I'm in North Carolina, so it's the
South, but not the DEEP South. :-)
But that's cool, I can wait until Spring.

As for why I hired this contractor... I sent it out for bids and had
several replies, but most of the contractors that responded seemed
pretty incompetent. 3 of them gave me a quote without ever seeing the
project! This one asked all the right questions, and came across as
more competent than the others when we got an estimate... until the
actual work started.

We're only a few days into the construction, but I've found several
problems that I've had to make him go back and correct (like, putting
the 4x4 supports on cinderblocks, instead of cementing them into the
ground). And he keeps arguing that I've changed the plans, when in
fact he's either forgotten the plan, misunderstood the plan (in spite
of a drawn rendering, drawn to scale), or he is simply hoping that I
will have forgotten so that he can get away with crap work (which is
what I suspect). Today, he was supposed to have been working from 8am
until 5pm, but the crew ended up getting here at 10am and knocked off
sometime between 1pm and 2:30pm, leaving the framing half finished
when the schedule called for the framing to be completely finished
today.

These are issues that I wouldn't have known until construction began,
and now my options are to either continue with him, or to hire someone
else to finish the job with the hopes that they're available
immediately.

You have to realize that I'm in a pretty rural area, so I don't
exactly have a lot of professional contractor options to choose from.
Most of them are just unemployed people that will swear that they can
build a deck, even though they've never actually built one before.


Welcome to North Carolina.

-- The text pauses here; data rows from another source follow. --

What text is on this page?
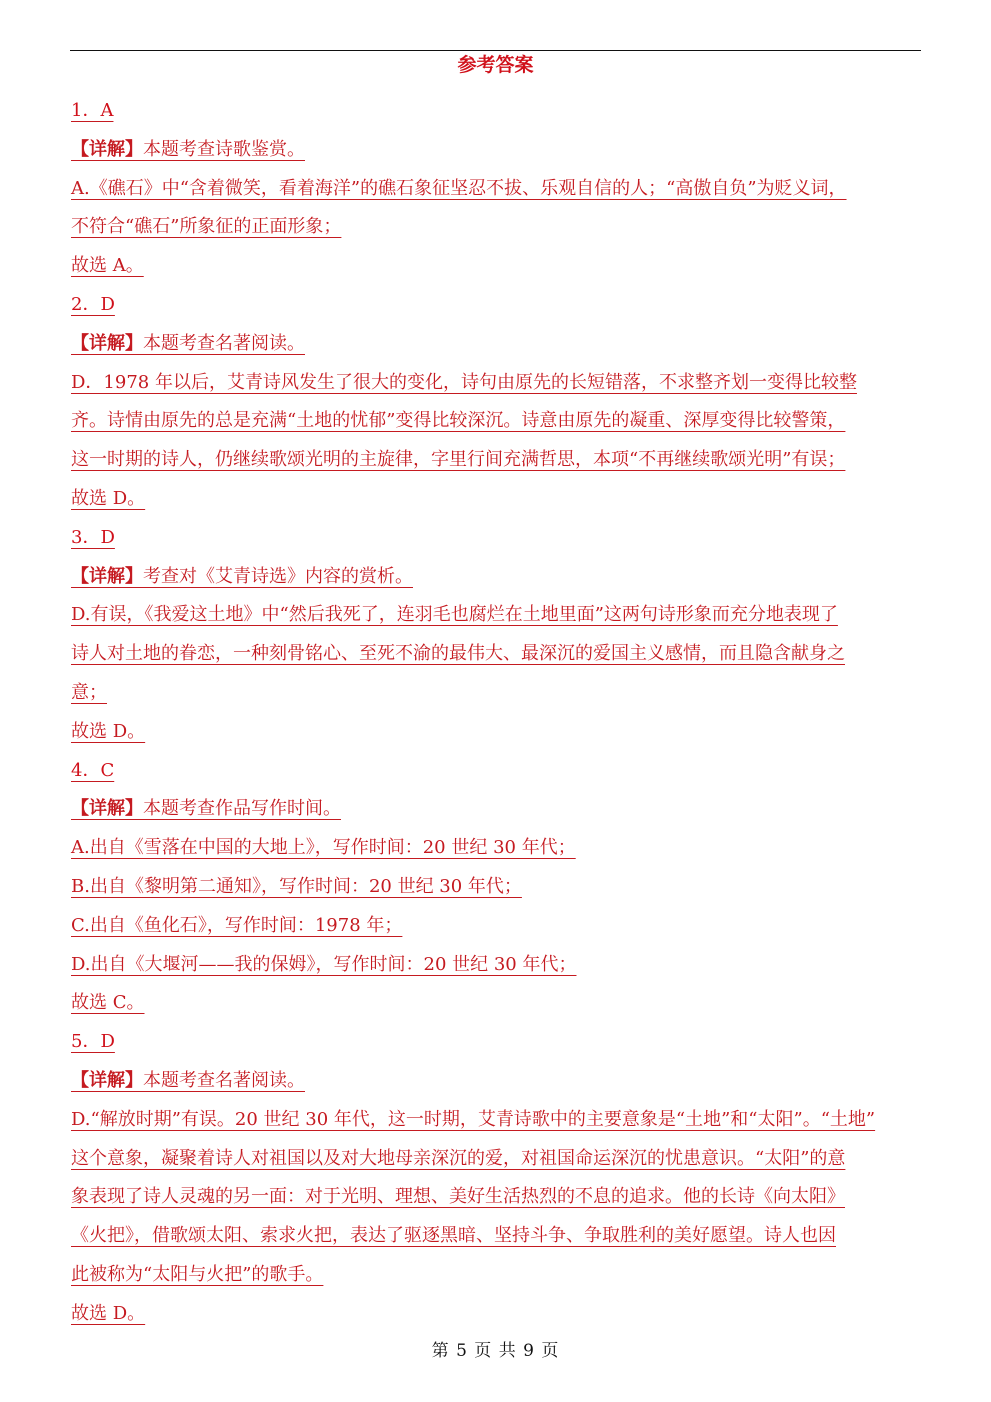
参考答案
1．A
【详解】本题考查诗歌鉴赏。
A.《礁石》中“含着微笑，看着海洋”的礁石象征坚忍不拔、乐观自信的人；“高傲自负”为贬义词，
不符合“礁石”所象征的正面形象；
故选 A。
2．D
【详解】本题考查名著阅读。
D．1978 年以后，艾青诗风发生了很大的变化，诗句由原先的长短错落，不求整齐划一变得比较整
齐。诗情由原先的总是充满“土地的忧郁”变得比较深沉。诗意由原先的凝重、深厚变得比较警策，
这一时期的诗人，仍继续歌颂光明的主旋律，字里行间充满哲思，本项“不再继续歌颂光明”有误；
故选 D。
3．D
【详解】考查对《艾青诗选》内容的赏析。
D.有误，《我爱这土地》中“然后我死了，连羽毛也腐烂在土地里面”这两句诗形象而充分地表现了
诗人对土地的眷恋，一种刻骨铭心、至死不渝的最伟大、最深沉的爱国主义感情，而且隐含献身之
意；
故选 D。
4．C
【详解】本题考查作品写作时间。
A.出自《雪落在中国的大地上》，写作时间：20 世纪 30 年代；
B.出自《黎明第二通知》，写作时间：20 世纪 30 年代；
C.出自《鱼化石》，写作时间：1978 年；
D.出自《大堰河——我的保姆》，写作时间：20 世纪 30 年代；
故选 C。
5．D
【详解】本题考查名著阅读。
D.“解放时期”有误。20 世纪 30 年代，这一时期，艾青诗歌中的主要意象是“土地”和“太阳”。“土地”
这个意象，凝聚着诗人对祖国以及对大地母亲深沉的爱，对祖国命运深沉的忧患意识。“太阳”的意
象表现了诗人灵魂的另一面：对于光明、理想、美好生活热烈的不息的追求。他的长诗《向太阳》
《火把》，借歌颂太阳、索求火把，表达了驱逐黑暗、坚持斗争、争取胜利的美好愿望。诗人也因
此被称为“太阳与火把”的歌手。
故选 D。
第 5 页 共 9 页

I just moved
into a house in western NC.
Actually, it took about 1 year from the
initial permit to the certificate of
occupancy. The 10 to 2:30 thing was
normal on many, many days. Once
I sold my old house and was living in a
motor home, I told my builder that
before I didn't care about speed, but
now I was pushing. I lived in the motor
home for 5 months. I complained to the
contractor that there were periods
of 5 or 6 days where not one worker
stepped foot in my house. After
that, there was always someone around,
even if it were only a few hours.
As for the footings, here there is
basically no frost line here. In my old
area up north, the frost line was 40".
In this house some of my footings
and foundations are way overkill because
my builder likes to build in
lots of safety margins. But I paid for
that margin. My footings on the
attached deck are only about a foot
deep, but they are concrete. But,
there are whole houses built on concrete
blocks in this area. Of course,
if your contract, either verbally or
written, said concrete and not block,
that's different. I, too, would prefer
concrete. BTW, here they just dug
a hole and mixed some concrete, poured
it in the hole and later attached
the deck post to it with metal fittings.